Après l'abbé Henry et sa Tsanson dou Pay, petit poème en quatrains à rimes plates dans lequel l'auteur passe en revue toutes les paroisses de la Vallée d'Aoste en mettant en lumière leurs particularités, c'est maintenant Patrizia Lino qui nous propose un voyage poétique en vers libres dans les 74 communes de notre région.

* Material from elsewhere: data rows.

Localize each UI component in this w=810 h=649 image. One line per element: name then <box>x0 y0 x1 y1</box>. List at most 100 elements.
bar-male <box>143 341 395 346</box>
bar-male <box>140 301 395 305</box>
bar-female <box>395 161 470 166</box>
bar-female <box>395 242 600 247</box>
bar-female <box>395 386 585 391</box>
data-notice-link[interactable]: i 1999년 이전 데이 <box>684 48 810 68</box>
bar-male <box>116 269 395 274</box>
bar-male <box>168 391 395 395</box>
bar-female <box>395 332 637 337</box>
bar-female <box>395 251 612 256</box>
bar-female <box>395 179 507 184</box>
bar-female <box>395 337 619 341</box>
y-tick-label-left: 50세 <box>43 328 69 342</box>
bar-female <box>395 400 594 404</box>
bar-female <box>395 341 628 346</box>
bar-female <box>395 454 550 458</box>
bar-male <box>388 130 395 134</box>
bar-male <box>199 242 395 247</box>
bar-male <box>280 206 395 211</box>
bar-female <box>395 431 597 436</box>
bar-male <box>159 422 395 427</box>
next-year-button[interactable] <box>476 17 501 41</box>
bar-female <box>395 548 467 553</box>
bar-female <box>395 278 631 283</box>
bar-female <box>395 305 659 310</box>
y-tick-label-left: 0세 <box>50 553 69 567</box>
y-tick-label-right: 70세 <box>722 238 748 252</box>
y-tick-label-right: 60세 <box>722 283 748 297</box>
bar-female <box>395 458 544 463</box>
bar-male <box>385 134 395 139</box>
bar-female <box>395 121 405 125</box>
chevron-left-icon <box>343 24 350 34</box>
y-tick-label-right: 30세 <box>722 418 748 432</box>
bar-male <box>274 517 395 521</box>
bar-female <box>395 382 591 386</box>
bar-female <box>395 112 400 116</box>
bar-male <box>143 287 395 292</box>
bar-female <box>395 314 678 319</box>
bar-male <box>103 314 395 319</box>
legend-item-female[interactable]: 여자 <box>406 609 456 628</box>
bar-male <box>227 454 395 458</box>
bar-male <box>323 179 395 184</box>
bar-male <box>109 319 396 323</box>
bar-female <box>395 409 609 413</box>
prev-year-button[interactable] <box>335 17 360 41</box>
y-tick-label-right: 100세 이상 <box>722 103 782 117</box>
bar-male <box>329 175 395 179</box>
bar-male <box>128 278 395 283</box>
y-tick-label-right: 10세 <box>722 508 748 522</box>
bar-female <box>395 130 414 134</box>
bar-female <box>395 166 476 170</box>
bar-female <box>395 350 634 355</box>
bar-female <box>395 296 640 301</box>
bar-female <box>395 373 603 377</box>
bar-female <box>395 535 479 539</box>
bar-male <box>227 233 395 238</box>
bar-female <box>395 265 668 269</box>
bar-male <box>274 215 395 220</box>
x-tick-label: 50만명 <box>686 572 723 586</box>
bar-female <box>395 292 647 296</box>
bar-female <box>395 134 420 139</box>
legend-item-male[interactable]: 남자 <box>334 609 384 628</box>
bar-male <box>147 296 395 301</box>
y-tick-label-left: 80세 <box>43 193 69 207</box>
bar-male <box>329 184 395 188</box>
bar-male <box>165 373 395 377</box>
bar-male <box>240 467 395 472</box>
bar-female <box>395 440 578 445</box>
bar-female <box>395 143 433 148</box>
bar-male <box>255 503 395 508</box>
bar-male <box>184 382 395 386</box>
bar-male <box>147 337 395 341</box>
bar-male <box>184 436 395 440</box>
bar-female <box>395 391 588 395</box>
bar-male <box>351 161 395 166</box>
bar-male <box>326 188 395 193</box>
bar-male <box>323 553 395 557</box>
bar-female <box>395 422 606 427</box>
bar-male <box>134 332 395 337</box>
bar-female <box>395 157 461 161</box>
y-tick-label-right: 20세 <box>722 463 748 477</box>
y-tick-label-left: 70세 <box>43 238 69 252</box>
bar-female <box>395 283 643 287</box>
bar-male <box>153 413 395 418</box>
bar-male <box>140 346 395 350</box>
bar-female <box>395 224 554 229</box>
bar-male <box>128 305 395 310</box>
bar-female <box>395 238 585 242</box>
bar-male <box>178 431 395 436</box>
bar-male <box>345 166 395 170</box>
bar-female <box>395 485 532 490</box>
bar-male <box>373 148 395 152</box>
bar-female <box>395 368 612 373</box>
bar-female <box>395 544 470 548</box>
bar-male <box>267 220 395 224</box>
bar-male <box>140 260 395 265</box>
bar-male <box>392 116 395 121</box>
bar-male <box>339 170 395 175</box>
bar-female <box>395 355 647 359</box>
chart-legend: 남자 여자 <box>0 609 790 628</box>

Au-delà de leur sujet, l'élément commun de ces deux textes est le patois, « langue du cœur » de l'abbé Henry en tant qu'enfant du Pays - selon les termes de René Willien - et langue d'élection de Patrizia Lino qui a fait de la Vallée d'Aoste sa patrie d'adoption. Cette autrice appartient en effet à cette catégorie des nouveaux patoisants qui a récemment fait l'objet d'une étude anthropologique de Christiane Dunoyer et regroupe les locuteurs du francoprovençal originaires d'autres régions, mais désireux d'apprendre le patois pour les raisons les plus diverses et, notamment, pour mieux partager le patrimoine culturel local.


Patrizia Lino a suivi les cours de l'École populaire de patois, organisés par l'Assessorat régional de l'éducation et de la culture depuis 1995, mais elle ne s'est pas limitée à acquérir une connaissance active du francoprovençal. Elle s'est en effet consacrée à l'art poétique et a suivi un itinéraire personnel, guidé par des choix qui l'ont amenée à s'éloigner du modèle orthographique proposé par l'École. Le fruit de ses efforts est ce recueil de vers libres, agréables à lire, qui témoignent de son amour pour la Vallée d'Aoste et pour cette langue qui, mieux que n'importe quelle autre, permet d'exprimer les sensations et les sentiments des personnes qui se reconnaissent en elle : le patois !


Un grand merci, donc, à Patrizia Lino pour Le parole de mon voyadzo, ce recueil de poèmes qui - espérons-le - suscitera des vocations parmi les nouveaux patoisants et encouragera l'émulation entre les locuteurs natifs.